The tsunami did severe damage to downtown Pago Pago in American Samoa. The ship was docked about a half mile from the main damage and the main road goes through the downtown area. Power is still mostly out. There are generators set up in four sectors, but the lines are broken so distribution is uneven.
The cleanup is proceeding at an astonishing pace. Repair will take longer. Tisa said that the decisions on future power production will be interesting. The imported oil for the power plant was costing too much money. Now that the power plant has been damaged, they may not want to rebuild it, but to go to wind or solar power or something. She expects the politics to get complicated.
Tisa, the tour operator, had her office at the radio station where she works wiped out. But she is still running the tour and it is a good one. There is no reason whatsoever to avoid this tour. She has not replied to emails because her computer was in the office and Internet is also not working very much.
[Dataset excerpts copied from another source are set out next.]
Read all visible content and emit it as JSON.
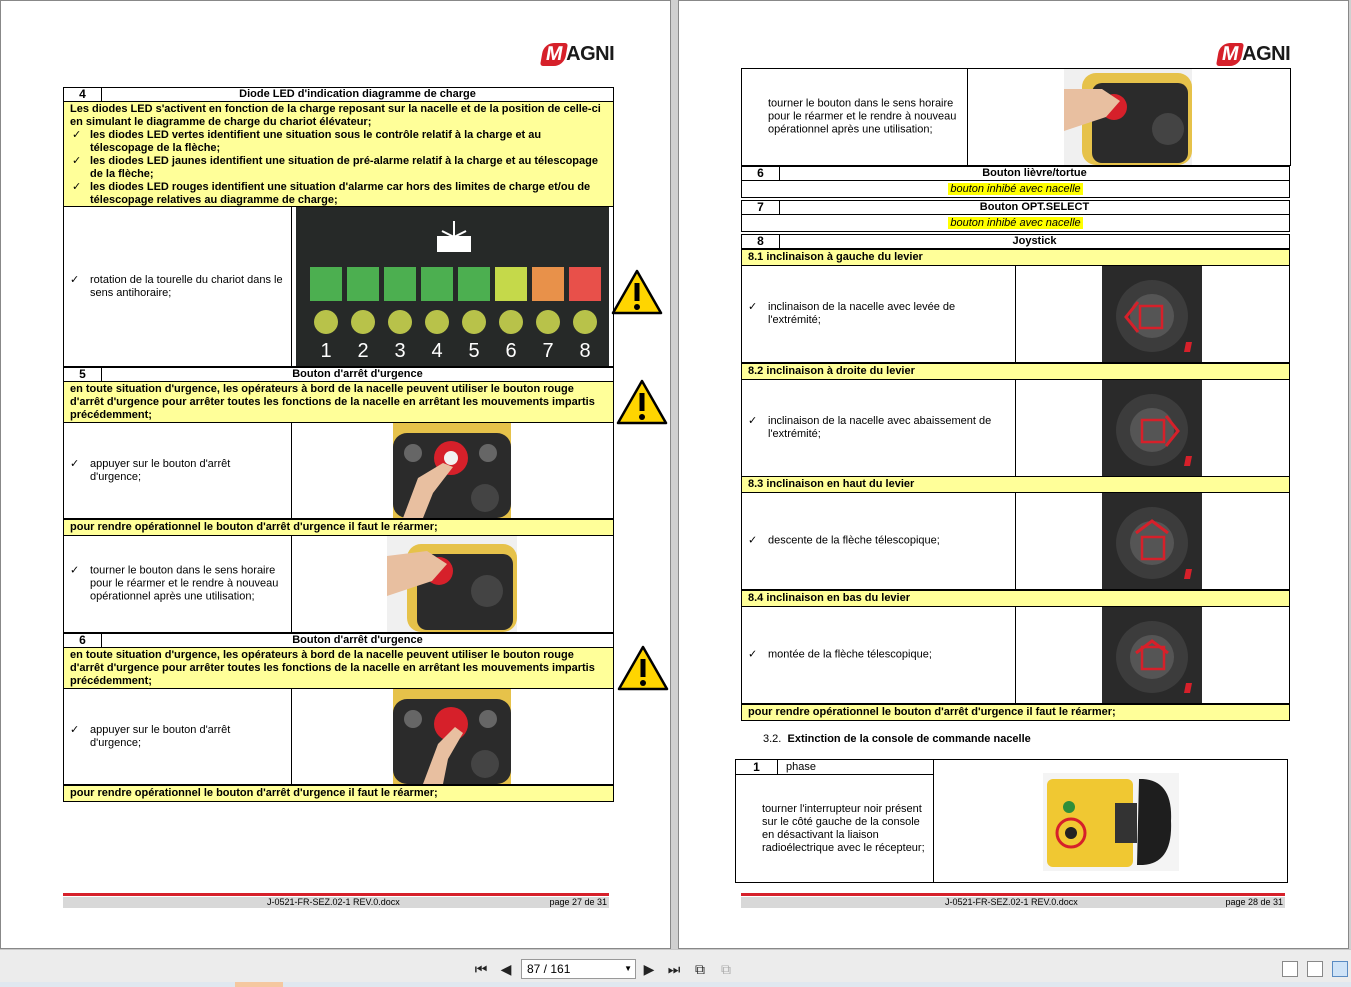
{
  "brand": {
    "logo_m": "M",
    "logo_rest": "AGNI"
  },
  "left_page": {
    "sec4": {
      "num": "4",
      "title": "Diode LED d'indication diagramme de charge",
      "intro": "Les diodes LED s'activent en fonction de la charge reposant sur la nacelle et de la position de celle-ci en simulant le diagramme de charge du chariot élévateur;",
      "bullets": [
        "les diodes LED vertes identifient une situation sous le contrôle relatif à la charge et au télescopage de la flèche;",
        "les diodes LED jaunes identifient une situation de pré-alarme relatif à la charge et au télescopage de la flèche;",
        "les diodes LED rouges identifient une situation d'alarme car hors des limites de charge et/ou de télescopage relatives au diagramme de charge;"
      ],
      "row_text": "rotation de la tourelle du chariot dans le sens antihoraire;",
      "led_numbers": [
        "1",
        "2",
        "3",
        "4",
        "5",
        "6",
        "7",
        "8"
      ],
      "led_colors": [
        "#4caf50",
        "#4caf50",
        "#4caf50",
        "#4caf50",
        "#4caf50",
        "#c5d94a",
        "#e8914a",
        "#e8504a"
      ]
    },
    "sec5": {
      "num": "5",
      "title": "Bouton d'arrêt d'urgence",
      "intro": "en toute situation d'urgence, les opérateurs à bord de la nacelle peuvent utiliser le bouton rouge d'arrêt d'urgence pour arrêter toutes les fonctions de la nacelle en arrêtant les mouvements impartis précédemment;",
      "row1_text": "appuyer sur le bouton d'arrêt d'urgence;",
      "rearm_text": "pour rendre opérationnel le bouton d'arrêt d'urgence il faut le réarmer;",
      "row2_text": "tourner le bouton dans le sens horaire pour le réarmer et le rendre à nouveau opérationnel après une utilisation;"
    },
    "sec6": {
      "num": "6",
      "title": "Bouton d'arrêt d'urgence",
      "intro": "en toute situation d'urgence, les opérateurs à bord de la nacelle peuvent utiliser le bouton rouge d'arrêt d'urgence pour arrêter toutes les fonctions de la nacelle en arrêtant les mouvements impartis précédemment;",
      "row_text": "appuyer sur le bouton d'arrêt d'urgence;",
      "rearm_text": "pour rendre opérationnel le bouton d'arrêt d'urgence il faut le réarmer;"
    },
    "footer": {
      "doc": "J-0521-FR-SEZ.02-1 REV.0.docx",
      "page": "page 27 de 31"
    }
  },
  "right_page": {
    "top_row_text": "tourner le bouton dans le sens horaire pour le réarmer et le rendre à nouveau opérationnel après une utilisation;",
    "sec6": {
      "num": "6",
      "title": "Bouton lièvre/tortue",
      "note": "bouton inhibé avec nacelle"
    },
    "sec7": {
      "num": "7",
      "title": "Bouton OPT.SELECT",
      "note": "bouton inhibé avec nacelle"
    },
    "sec8": {
      "num": "8",
      "title": "Joystick",
      "items": [
        {
          "label": "8.1   inclinaison à gauche du levier",
          "text": "inclinaison de la nacelle avec levée de l'extrémité;"
        },
        {
          "label": "8.2   inclinaison à droite du levier",
          "text": "inclinaison de la nacelle avec abaissement de l'extrémité;"
        },
        {
          "label": "8.3   inclinaison en haut du levier",
          "text": "descente de la flèche télescopique;"
        },
        {
          "label": "8.4   inclinaison en bas du levier",
          "text": "montée de la flèche télescopique;"
        }
      ],
      "rearm_text": "pour rendre opérationnel le bouton d'arrêt d'urgence il faut le réarmer;"
    },
    "sec32": {
      "heading_num": "3.2.",
      "heading": "Extinction de la console de commande nacelle",
      "num": "1",
      "phase": "phase",
      "row_text": "tourner l'interrupteur noir présent sur le côté gauche de la console en désactivant la liaison radioélectrique avec le récepteur;"
    },
    "footer": {
      "doc": "J-0521-FR-SEZ.02-1 REV.0.docx",
      "page": "page 28 de 31"
    }
  },
  "toolbar": {
    "page_value": "87 / 161",
    "icons": [
      "first-page-icon",
      "prev-page-icon",
      "next-page-icon",
      "last-page-icon",
      "fit-page-icon",
      "fit-width-icon"
    ]
  }
}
But she had paper backup at home and so the tours are continuing as scheduled.
We boarded the bus and drove the main roads as planned. As soon as you leave the town area, the tour is a regular scenery and island tour that winds up at Tisa's bar for an excellent meal and beach break.
The beach at Tisa's Bar was lovely though very rocky and directly on the ocean. The water was a bit rough as the tide came in. Lunch was delicious. We had marinated chicken, cole slaw and pasta salad. Tisa cooked it all in a very small kitchen. Her son made the marinade for the chicken.... very good.
After the tour we went shopping. Libby spent much more that we had planned, but we consider it to be a variety of support for the islands.
We talked to a young lady who works for the National Park Service. Their office was directly in the path of the tsunami. When it came in, they had to run to get away from it. She said she was climbing the hillside and the water was only about 15 feet behind her. Her car was destroyed and the office wiped out. I hope her insurance covers it.
Some said that the local radio had been a part of the problem. After the earthquake, they were broadcasting that people should stay calm and go on with normal activities. Unfortunately, that was the wrong message for the time. When it became obvious that the tsunami was coming in, they switched to a “run for your lives!” message until the station was wiped out. Fortunately, the distance to run to higher ground was only a few hundred feet for most people. That is why the death toll is so much lower than it could have been.
Princess Cruises picked up a load of relief supplies in Tahiti. Some were delivered to independent Samoa and some to American Samoa. There is also an organized campaign to raise money. There was an auction of the Captain's navigation chart. That brought almost $1500. There are donation bowls for the passengers and the crew. So far the passengers have contributed $9000 and the crew has donated $1500. The ship donated 10000.00, disconinued uniforms and the passengers donated some clothing as well.
We skipped Sunday because we crossed the international date line. Yesterday was Saturday and today is Monday. We are off to the first timers party.